Member of the South Carolina House of Representatives from the 115th district
- In office 2011 – March 30, 2020
- Preceded by: Anne Peterson Hutto
- Succeeded by: Spencer Wetmore

Personal details
- Born: August 20, 1978 (age 48) Charleston, South Carolina
- Party: Republican
- Spouse: Jennifer Blanchard
- Children: 3
- Education: Hampden–Sydney College (B.A.) Regent University School of Law (J.D.)

= Peter M. McCoy Jr. =

American lawyer & politician (born 1978)

Peter Michael McCoy Jr. (born August 20, 1978) is an American attorney and politician who served as the United States Attorney for the District of South Carolina from 2020 to 2021. He was a member of the South Carolina House of Representatives from 2011 to 2020.

==Education==

McCoy earned his Bachelor of Arts from Hampden–Sydney College and his Juris Doctor from Regent University School of Law.

==Legal career==

McCoy was an Assistant Solicitor in the Ninth Circuit Solicitor's Office in Charleston. Until his appointment as United States Attorney, he was a partner at McCoy & Stokes in Charleston, South Carolina, where his practice focused on criminal defense in both state and federal courts, as well as family, personal injury, and probate law.

== Political career ==

=== South Carolina House of Representatives ===
From 2011 to 2020, McCoy served as a member of the South Carolina House of Representatives. He chaired the SC House Utility Ratepayer Protection Committee which reviewed the V.C. Summer project.

=== U.S. Attorney ===
On February 26, 2020, President Donald Trump announced his intent to nominate McCoy to be the United States Attorney for the District of South Carolina. His nomination was officially sent to the United States Senate on March 2.

On March 30, 2020, U.S. Attorney General Bill Barr appointed McCoy as the interim U.S. Attorney for the District of South Carolina. He was confirmed by a voice vote of the Senate on June 18, 2020. McCoy oversaw prosecutions in the VC Summer case.

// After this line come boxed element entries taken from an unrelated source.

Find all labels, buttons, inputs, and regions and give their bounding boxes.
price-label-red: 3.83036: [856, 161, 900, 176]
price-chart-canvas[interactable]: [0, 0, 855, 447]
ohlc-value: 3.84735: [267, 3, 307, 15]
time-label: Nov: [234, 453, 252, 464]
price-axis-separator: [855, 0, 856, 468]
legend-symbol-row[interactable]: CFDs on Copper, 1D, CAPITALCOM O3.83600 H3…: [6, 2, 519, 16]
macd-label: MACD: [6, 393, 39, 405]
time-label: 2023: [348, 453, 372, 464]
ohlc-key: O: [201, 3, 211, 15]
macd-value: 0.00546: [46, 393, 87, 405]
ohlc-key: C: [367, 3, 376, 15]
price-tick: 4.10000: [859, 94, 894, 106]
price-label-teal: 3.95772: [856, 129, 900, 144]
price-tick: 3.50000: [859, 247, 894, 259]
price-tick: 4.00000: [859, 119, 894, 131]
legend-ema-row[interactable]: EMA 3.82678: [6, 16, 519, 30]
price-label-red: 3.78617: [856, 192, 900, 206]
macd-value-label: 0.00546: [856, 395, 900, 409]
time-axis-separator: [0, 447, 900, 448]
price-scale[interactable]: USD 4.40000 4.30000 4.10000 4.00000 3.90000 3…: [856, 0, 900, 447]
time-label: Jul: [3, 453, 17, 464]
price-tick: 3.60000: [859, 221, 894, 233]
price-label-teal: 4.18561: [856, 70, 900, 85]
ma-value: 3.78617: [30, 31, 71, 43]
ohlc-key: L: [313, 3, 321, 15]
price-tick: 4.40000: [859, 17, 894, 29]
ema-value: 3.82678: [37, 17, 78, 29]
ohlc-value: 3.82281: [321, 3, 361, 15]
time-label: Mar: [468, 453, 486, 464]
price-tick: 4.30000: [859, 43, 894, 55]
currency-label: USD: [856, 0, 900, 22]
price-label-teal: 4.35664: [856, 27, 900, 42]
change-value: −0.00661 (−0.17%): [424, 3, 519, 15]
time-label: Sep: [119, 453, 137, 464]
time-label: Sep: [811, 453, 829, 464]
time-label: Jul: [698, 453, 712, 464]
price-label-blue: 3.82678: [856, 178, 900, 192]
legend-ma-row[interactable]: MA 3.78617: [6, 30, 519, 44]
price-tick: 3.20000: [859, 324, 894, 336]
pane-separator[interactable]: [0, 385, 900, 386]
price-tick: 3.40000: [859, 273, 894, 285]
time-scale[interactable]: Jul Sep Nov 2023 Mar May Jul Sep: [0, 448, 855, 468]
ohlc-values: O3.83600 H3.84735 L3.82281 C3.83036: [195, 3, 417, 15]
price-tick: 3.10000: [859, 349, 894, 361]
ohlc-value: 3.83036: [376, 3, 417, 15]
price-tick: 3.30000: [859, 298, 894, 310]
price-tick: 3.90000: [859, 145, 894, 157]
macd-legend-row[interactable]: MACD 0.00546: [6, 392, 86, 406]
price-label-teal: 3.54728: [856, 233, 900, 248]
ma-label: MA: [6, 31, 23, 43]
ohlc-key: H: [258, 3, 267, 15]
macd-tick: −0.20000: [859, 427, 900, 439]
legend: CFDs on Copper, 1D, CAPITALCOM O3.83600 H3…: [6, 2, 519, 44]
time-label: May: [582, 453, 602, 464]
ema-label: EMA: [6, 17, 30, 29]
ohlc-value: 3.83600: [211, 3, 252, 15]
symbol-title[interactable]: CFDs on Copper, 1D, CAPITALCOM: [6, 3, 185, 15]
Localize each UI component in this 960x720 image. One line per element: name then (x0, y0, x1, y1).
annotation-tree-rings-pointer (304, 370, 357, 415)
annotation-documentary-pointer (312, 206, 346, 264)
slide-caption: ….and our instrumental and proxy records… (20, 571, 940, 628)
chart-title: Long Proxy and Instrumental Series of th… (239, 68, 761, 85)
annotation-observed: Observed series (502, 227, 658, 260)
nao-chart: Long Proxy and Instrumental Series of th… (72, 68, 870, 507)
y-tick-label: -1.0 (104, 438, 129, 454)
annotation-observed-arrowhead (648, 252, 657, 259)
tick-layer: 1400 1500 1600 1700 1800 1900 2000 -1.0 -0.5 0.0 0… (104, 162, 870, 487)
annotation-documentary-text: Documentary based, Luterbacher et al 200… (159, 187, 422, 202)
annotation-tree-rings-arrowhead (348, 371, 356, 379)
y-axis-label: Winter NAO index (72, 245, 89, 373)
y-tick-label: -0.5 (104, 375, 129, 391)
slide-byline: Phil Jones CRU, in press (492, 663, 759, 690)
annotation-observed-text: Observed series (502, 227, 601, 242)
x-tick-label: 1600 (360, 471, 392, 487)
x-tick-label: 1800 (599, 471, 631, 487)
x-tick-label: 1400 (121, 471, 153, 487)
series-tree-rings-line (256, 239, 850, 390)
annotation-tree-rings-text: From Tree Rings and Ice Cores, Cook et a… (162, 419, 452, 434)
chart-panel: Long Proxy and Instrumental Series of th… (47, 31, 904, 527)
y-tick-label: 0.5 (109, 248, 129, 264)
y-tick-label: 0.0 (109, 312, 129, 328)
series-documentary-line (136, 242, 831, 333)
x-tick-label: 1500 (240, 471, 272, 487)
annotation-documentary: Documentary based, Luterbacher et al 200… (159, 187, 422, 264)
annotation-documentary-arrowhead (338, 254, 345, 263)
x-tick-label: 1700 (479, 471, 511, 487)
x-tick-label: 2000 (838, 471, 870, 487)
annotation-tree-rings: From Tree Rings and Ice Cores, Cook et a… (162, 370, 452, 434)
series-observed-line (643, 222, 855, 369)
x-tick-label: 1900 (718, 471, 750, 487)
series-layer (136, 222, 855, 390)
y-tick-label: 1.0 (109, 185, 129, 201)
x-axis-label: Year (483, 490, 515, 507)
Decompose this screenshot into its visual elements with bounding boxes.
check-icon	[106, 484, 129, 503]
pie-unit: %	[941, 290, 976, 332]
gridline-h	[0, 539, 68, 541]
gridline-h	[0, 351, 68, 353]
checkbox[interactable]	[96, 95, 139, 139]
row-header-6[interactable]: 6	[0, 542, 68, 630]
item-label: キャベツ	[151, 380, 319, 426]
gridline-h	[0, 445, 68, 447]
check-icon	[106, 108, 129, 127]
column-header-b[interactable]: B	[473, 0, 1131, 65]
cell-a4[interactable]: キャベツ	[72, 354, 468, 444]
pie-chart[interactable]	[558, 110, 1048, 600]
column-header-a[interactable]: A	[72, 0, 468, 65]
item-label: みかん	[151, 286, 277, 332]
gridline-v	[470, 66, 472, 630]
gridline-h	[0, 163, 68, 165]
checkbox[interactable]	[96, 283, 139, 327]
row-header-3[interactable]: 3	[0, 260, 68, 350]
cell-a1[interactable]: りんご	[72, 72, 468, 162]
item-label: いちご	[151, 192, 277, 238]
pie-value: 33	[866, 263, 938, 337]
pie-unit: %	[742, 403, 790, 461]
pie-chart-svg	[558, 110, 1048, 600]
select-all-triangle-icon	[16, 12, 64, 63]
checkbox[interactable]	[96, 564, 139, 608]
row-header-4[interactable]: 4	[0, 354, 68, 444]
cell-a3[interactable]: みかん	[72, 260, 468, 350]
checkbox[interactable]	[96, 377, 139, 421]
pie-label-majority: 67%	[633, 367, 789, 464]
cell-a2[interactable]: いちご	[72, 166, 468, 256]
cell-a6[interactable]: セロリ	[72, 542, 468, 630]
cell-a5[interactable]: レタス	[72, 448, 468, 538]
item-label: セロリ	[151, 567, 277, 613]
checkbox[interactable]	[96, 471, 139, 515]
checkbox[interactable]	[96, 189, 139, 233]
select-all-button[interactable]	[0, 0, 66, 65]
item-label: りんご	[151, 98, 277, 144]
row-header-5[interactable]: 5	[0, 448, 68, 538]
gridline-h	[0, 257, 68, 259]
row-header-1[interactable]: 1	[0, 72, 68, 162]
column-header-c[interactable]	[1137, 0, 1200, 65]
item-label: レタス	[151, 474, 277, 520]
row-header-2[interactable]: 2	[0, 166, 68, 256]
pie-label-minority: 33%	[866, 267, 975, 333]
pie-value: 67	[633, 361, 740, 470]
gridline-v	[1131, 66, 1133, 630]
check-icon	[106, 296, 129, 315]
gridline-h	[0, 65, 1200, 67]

On February 8, 2021, he along with 55 other Trump-era attorneys were asked to resign. He announced his resignation on February 23, effective February 28.

=== Post federal government work ===
In April 2021, months after vacating his office as US attorney, Governor Henry McMaster nominated McCoy to become chair of Santee Cooper board of directors. McCoy was unanimously confirmed by the South Carolina Senate in June 2021.

== Personal life ==

McCoy lives with his wife and their three children on James Island. He is a member of Grace Episcopal Church where he teaches Sunday School for kindergartners.